— Ouiiiiii, cria-t-elle !
— Monsieur Julien Lajolo, voulez-vous prendre pour épouse Zoé Lambert ?
— Oui, dit-il assez fort pour que toute l'assemblée puisse l'entendre.
Ces instants allaient bientôt prendre une tout autre signification, nous étions le samedi 18 décembre 2004, à tout juste trente-deux ans, Zoé et Julien se disaient enfin oui, pour le meilleur et pour le pire. Ce n'était pas trop tôt, car leur idylle durait déjà depuis quatorze ans, sans parler des deux ans pendant lesquels ils s'étaient tournés autour !
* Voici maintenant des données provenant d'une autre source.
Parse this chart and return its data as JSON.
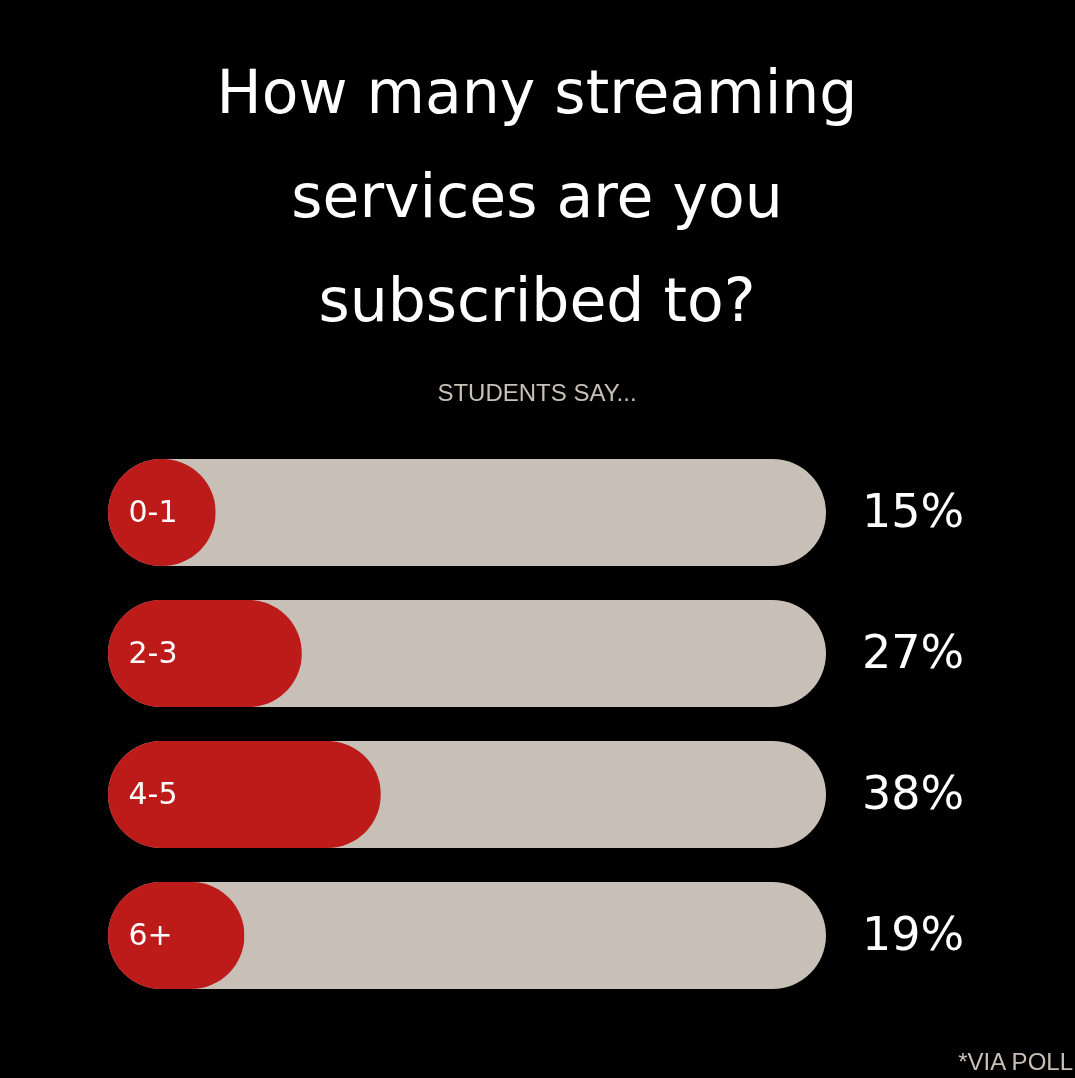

La salle des mariages de la Mairie était comble, une dizaine d'invités avaient même dû rester debout sur le seuil de la porte. Le Maire honorait de sa personne cette cérémonie, car il appréciait beaucoup Julien, qui participait activement à l'animation de ce village situé quelques kilomètres au nord de Lyon. Zoé et Julien avaient craqué pour ce coin rural dans lequel ils avaient fait leur première acquisition, une jolie maison centenaire en pisé. Bien avant le mariage, c'était le grand saut, surtout pour Zoé qui avait peur de s'enfermer dans une vie de couple routinière. Symboliquement, elle reliait l'achat d'une maison à la fin de quelque chose, la peur de l'avenir sans doute ? Elle rêvait de passion, de folie, d'une histoire de couple comme celle que sublime Alexandre Jardin dans Le Zèbre. Vivre toujours au présent, se faire surprendre, elle attendait tellement de la vie, et surtout de Julien ! Tout cela faisait de Zoé une jeune femme très joyeuse dans sa vie avec les autres, mais très angoissée dès qu'elle se retrouvait dans son lit juste avant de s'endormir. Elle provoquait de longues discussions avec Julien sur le sens de la vie, la mort, les enfants... Julien la rassurait la plupart du temps, et c'était là certainement l'une des qualités qui l'attachait le plus à lui, elle ne voulait pas trop se l'avouer, car cette prise de conscience l'éloignait de ses élans de passion. Bien après, elle comprendrait ce qui la reliait indéfiniment à Julien, mais il serait trop tard.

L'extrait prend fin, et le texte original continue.